Traditional IT departments will eventually be replaced by direct relationships with numerous cloud computing providers – but in the short term staff will oversee internal cloud projects, according to analyst Gartner.
Ahead of its Data Center Summit 2009 next week in London, the company released a statement this week spelling out its views on how the rise of cloud computing will impact IT departments. Although IT organisations in large companies may see much of their role replaced by cloud services in the long term, in the short term IT departments will oversee the roll-out of internal private cloud projects within their businesses.
“With cloud offerings coming in the form of services, this means that the IT organisation will be replaced by relationships to many cloud computing service providers, each for one or a handful of services,” said Phil Dawson, research vice president at Gartner.
But the analyst believes that it will be a while before public cloud services are mature enough to replace much of the IT departments responsibility for internal infrastructure.
Cloud services are still criticised for poor security, but a greater problem may turn out to be compliance with regulations for issues such as data protection (an issue highlighted this week in a webinar chaired by eWEEK Europe).
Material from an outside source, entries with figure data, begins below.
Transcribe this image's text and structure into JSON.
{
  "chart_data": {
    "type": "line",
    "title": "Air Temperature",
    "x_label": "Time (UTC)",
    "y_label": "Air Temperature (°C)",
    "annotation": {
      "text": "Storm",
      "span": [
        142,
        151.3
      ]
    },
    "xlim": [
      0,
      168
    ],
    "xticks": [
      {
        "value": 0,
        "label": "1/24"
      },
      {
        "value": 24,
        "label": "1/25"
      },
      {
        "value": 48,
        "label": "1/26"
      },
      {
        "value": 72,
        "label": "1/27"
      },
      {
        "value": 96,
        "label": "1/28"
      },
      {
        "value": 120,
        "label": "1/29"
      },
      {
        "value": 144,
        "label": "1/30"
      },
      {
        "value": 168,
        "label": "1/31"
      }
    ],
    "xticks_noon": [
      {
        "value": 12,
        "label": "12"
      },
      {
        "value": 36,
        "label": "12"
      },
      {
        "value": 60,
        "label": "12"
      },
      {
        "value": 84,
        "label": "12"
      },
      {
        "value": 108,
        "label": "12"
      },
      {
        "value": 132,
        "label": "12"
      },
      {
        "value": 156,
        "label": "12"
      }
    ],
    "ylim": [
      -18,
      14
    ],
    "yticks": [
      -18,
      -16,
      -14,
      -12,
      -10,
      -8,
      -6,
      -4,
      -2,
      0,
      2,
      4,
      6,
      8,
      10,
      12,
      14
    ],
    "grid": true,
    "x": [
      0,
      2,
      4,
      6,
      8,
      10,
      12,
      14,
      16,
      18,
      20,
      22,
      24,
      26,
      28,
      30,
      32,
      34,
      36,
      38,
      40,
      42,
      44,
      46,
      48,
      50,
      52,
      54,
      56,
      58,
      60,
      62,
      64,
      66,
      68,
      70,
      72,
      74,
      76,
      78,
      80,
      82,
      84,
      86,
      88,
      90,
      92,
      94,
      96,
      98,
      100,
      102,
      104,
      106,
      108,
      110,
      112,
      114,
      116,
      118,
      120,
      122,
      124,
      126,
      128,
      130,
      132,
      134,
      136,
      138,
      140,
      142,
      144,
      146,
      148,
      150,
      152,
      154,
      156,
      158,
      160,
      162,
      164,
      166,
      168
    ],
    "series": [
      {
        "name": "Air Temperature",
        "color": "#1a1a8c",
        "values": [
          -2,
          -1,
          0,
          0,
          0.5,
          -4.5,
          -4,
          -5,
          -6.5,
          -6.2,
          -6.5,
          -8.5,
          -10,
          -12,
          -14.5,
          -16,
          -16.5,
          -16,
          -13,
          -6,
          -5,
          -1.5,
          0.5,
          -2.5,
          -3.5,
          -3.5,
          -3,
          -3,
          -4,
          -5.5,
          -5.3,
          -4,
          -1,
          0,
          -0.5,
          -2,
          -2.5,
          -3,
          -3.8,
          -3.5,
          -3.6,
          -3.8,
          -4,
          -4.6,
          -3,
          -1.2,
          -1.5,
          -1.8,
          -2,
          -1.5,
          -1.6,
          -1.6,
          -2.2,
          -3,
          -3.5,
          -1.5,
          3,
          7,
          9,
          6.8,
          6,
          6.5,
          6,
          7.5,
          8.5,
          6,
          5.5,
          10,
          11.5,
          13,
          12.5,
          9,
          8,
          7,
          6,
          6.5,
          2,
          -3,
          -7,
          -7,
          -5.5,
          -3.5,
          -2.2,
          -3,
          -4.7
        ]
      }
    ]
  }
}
Until public clouds become more dependable and compliance issues are ironed out, IT departments will focus on developing internal cloud services created specifically for their business. “Through 2012, IT organisations will invest more in private cloud services than in offerings from public cloud providers,” the analyst said.
“Larger organisations will continue to have an IT organisation that manages and deploys IT resources internally. Some of these will be ‘private clouds’, but not all,” said Dawson. “IT departments will also take on IT service sourcing responsibility – determining when to leverage external providers, when to deploy internally, and when to leverage both for specific services.”
The analyst also said that services that are business differentiators and tightly integrated into the business will not be destined to end up in the cloud.
“For now, private cloud computing will not just be a viable term, it will be a significant strategic investment for most large organisations. We predict that through 2012, more than 75 per cent of organisation’s use of cloud computing will be devoted to very large data queries, short-term massively parallel workloads, or IT use by start-ups with little to no IT infrastructure,” added Dawson.
Earlier this week, analyst Forrester said that the migration of databases to the cloud is still maturing and it could take two to three years before mission-critical databases are hosted on the technology.
However, other analysts have voiced concern over the security of cloud services. “[Public cloud providers] don’t have the pieces to meet the regulatory requirements; they don’t have the means to meet the compliance issues related to security,” Amy DeCarlo, principal analyst for managed IT services at Current Analysis told eWeek earlier this month . “That’s not to say there won’t be a time, or that cloud service providers can’t provide something useful to the enterprise.”